L’initiative 4 pour 1000 retenue par la conférence sur le climat CAP 21 pour stocker du carbonique dans le sol ne dispensera pas les hommes de réduire l’utilisation des hydrocarbures fossiles. Quelle que soit la nature du sol, l’enrichissement d’un sol en matière organique conduit inéluctablement à des teneurs plafond.

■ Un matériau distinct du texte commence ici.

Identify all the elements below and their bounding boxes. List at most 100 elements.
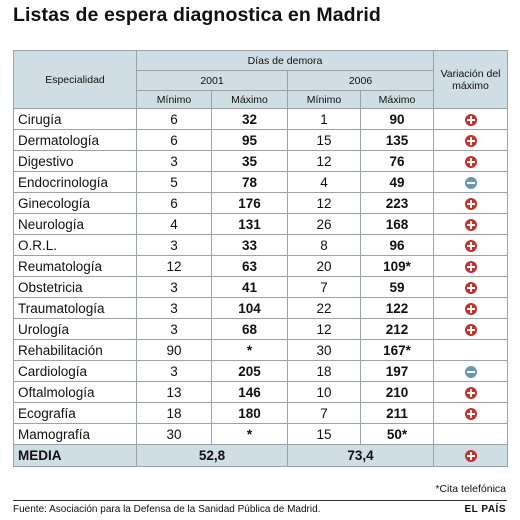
variation-cell [433,171,509,193]
specialty-cell: Traumatología [13,297,137,319]
specialty-cell: Ecografía [13,402,137,424]
max-2001-header: Máximo [211,90,288,109]
table-row: Obstetricia 3 41 7 59 [13,276,509,298]
specialty-cell: Dermatología [13,129,137,151]
table-row: Dermatología 6 95 15 135 [13,129,509,151]
max-2001-cell: 131 [211,213,288,235]
max-2006-cell: 197 [359,360,435,382]
specialty-cell: Oftalmología [13,381,137,403]
increase-icon [464,218,477,231]
increase-icon [464,155,477,168]
min-2006-cell: 12 [287,192,361,214]
table-row: Mamografía 30 * 15 50* [13,423,509,445]
specialty-cell: Reumatología [13,255,137,277]
min-2001-cell: 30 [136,423,212,445]
max-2001-cell: 95 [211,129,288,151]
min-2001-cell: 3 [136,318,212,340]
increase-icon [464,260,477,273]
table-row: Digestivo 3 35 12 76 [13,150,509,172]
increase-icon [464,134,477,147]
increase-icon [464,281,477,294]
min-2006-cell: 8 [287,234,361,256]
increase-icon [464,407,477,420]
table-row: Ecografía 18 180 7 211 [13,402,509,424]
increase-icon [464,302,477,315]
specialty-cell: Cardiología [13,360,137,382]
variation-cell [433,108,509,130]
max-2001-cell: 68 [211,318,288,340]
max-2001-cell: 35 [211,150,288,172]
specialty-header: Especialidad [13,50,137,109]
max-2006-cell: 122 [359,297,435,319]
specialty-cell: Cirugía [13,108,137,130]
table-row: Reumatología 12 63 20 109* [13,255,509,277]
variation-cell [433,381,509,403]
min-2001-cell: 90 [136,339,212,361]
table-row: Urología 3 68 12 212 [13,318,509,340]
min-2001-cell: 13 [136,381,212,403]
variation-cell [433,297,509,319]
total-2006-cell: 73,4 [286,444,435,467]
min-2006-cell: 10 [287,381,361,403]
specialty-cell: Neurología [13,213,137,235]
increase-icon [464,386,477,399]
max-2006-header: Máximo [359,90,435,109]
min-2006-cell: 4 [287,171,361,193]
max-2006-cell: 76 [359,150,435,172]
year-2001-header: 2001 [136,70,288,91]
max-2001-cell: 205 [211,360,288,382]
table-row: Cardiología 3 205 18 197 [13,360,509,382]
min-2006-cell: 26 [287,213,361,235]
variation-cell [433,360,509,382]
min-2006-cell: 18 [287,360,361,382]
min-2006-cell: 7 [287,402,361,424]
min-2001-cell: 6 [136,192,212,214]
max-2001-cell: * [211,339,288,361]
table-row: Neurología 4 131 26 168 [13,213,509,235]
max-2006-cell: 211 [359,402,435,424]
increase-icon [464,239,477,252]
increase-icon [464,113,477,126]
max-2006-cell: 168 [359,213,435,235]
min-2006-cell: 15 [287,423,361,445]
min-2001-cell: 6 [136,108,212,130]
min-2001-cell: 3 [136,360,212,382]
min-2001-cell: 3 [136,234,212,256]
max-2006-cell: 49 [359,171,435,193]
table-row: Traumatología 3 104 22 122 [13,297,509,319]
variation-cell [433,339,509,361]
variation-cell [433,318,509,340]
variation-cell [433,192,509,214]
max-2006-cell: 210 [359,381,435,403]
variation-cell [433,402,509,424]
variation-cell [433,255,509,277]
decrease-icon [464,176,477,189]
specialty-cell: Endocrinología [13,171,137,193]
max-2006-cell: 212 [359,318,435,340]
max-2001-cell: * [211,423,288,445]
table-row: Cirugía 6 32 1 90 [13,108,509,130]
min-2001-cell: 3 [136,276,212,298]
source-text: Fuente: Asociación para la Defensa de la… [13,504,321,515]
max-2001-cell: 63 [211,255,288,277]
variation-cell [433,234,509,256]
max-2001-cell: 78 [211,171,288,193]
max-2001-cell: 32 [211,108,288,130]
min-2006-cell: 20 [287,255,361,277]
specialty-cell: O.R.L. [13,234,137,256]
max-2001-cell: 33 [211,234,288,256]
footnote: *Cita telefónica [435,483,506,495]
min-2001-cell: 5 [136,171,212,193]
variation-cell [433,129,509,151]
max-2006-cell: 59 [359,276,435,298]
min-2001-cell: 18 [136,402,212,424]
table-row: Ginecología 6 176 12 223 [13,192,509,214]
increase-icon [464,450,477,463]
variation-header: Variación del máximo [433,50,509,109]
increase-icon [464,197,477,210]
min-2001-cell: 12 [136,255,212,277]
max-2006-cell: 167* [359,339,435,361]
table-row: Endocrinología 5 78 4 49 [13,171,509,193]
total-variation-cell [433,444,509,467]
decrease-icon [464,365,477,378]
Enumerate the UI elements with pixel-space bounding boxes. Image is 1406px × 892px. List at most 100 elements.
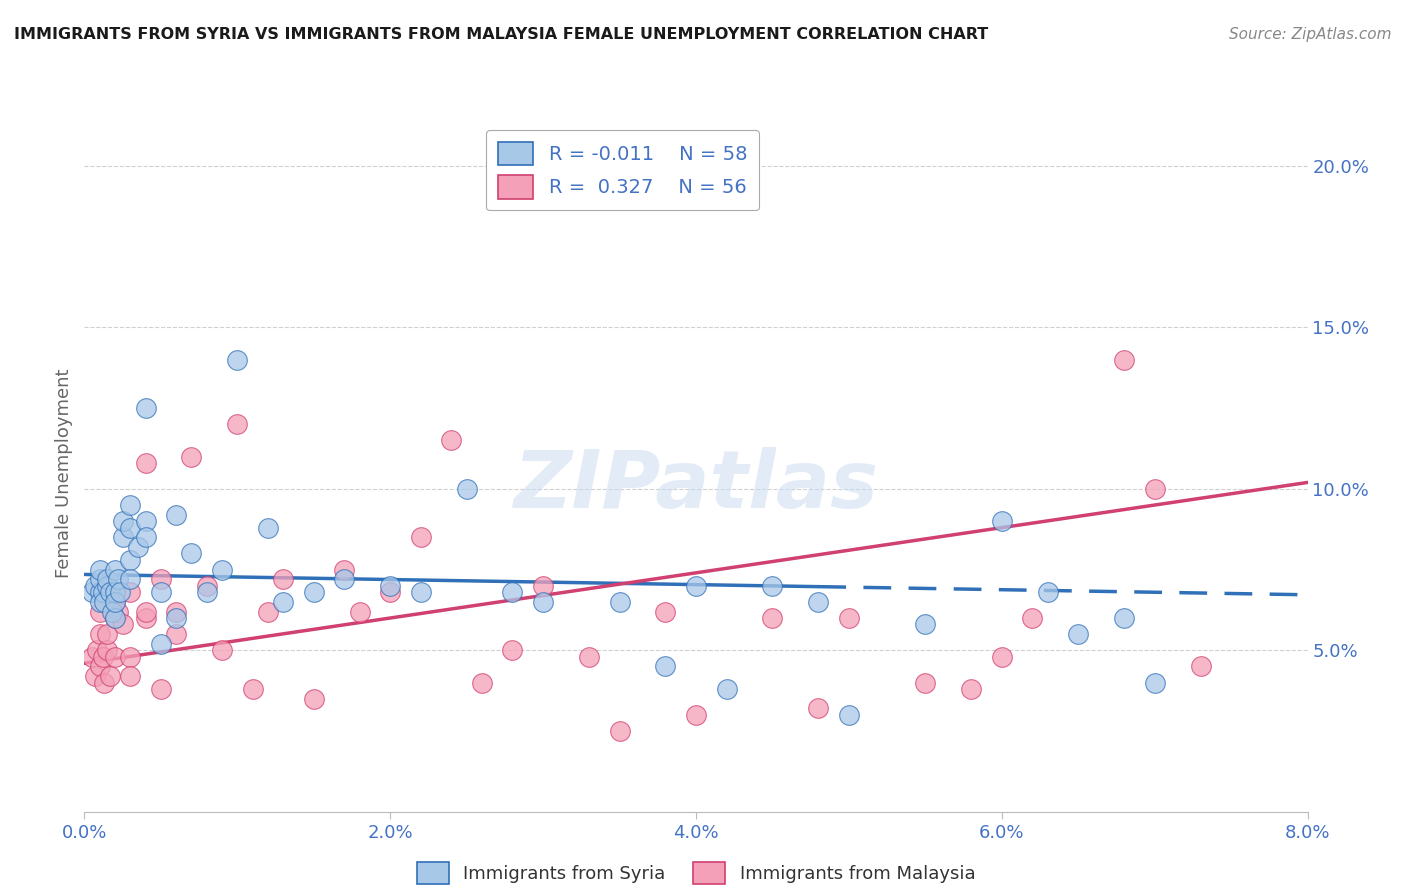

(1) https://www.arvalis-infos.fr/index.html

Un sol enrichi en matières organiques n’offre que des avantages

Un sol fonctionne comme le moteur d’une voiture en utilisant comme carburant, la matière organique en stock. Celle-ci accélère la vitesse d’infiltration de l’eau dans le sol et améliore sa structure. Un sol riche en matière organique est aussi moins sensible au compactage. L’effet sur la réserve utile est possible mais limité. Une hausse de 0,5 point du taux de matière organique dans le sol augmente la minéralisation de l’azote organique (+ 50 kg N par ha), du soufre (+12.5 kg par hectare) et elle rend le phosphore plus disponible (+20 %). La libéralisation de ces éléments est liée à l’activité microbienne du sol. Augmenter la teneur en matière organique demande du temps ! La stabiliser suffit parfois pour atteindre les objectifs recherchés! Dans tous les cas, l’apport de matière organique accélère l’activité biologique du sol. Mais l’action fertilisante et la capacité à stocker durablement du carbone organique, dépendent de la nature des effluents et de la cinétique de minéralisation des composants organiques dont ils sont composés.  Si un fumier composté de bovins et de porcs est épandu, seuls 20 % de l’azote et du carbone organique contenu sont minéralisés dans l’année. Les 80 % restants vont être stockés sous forme d’humus stable et être libérables dans les années qui suivent l’épandage.  A contrario, les fientes de volailles et les lisiers porcs épandus sont essentiellement constitués d’azote sous forme minérale et peu sous forme organique. Ils sont valorisés principalement dans les semaines qui suivent l’épandage. Ces effluents remplacent des engrais minéraux apportés lorsque les plantes ont besoin d’être fertilisées pour se développer rapidement.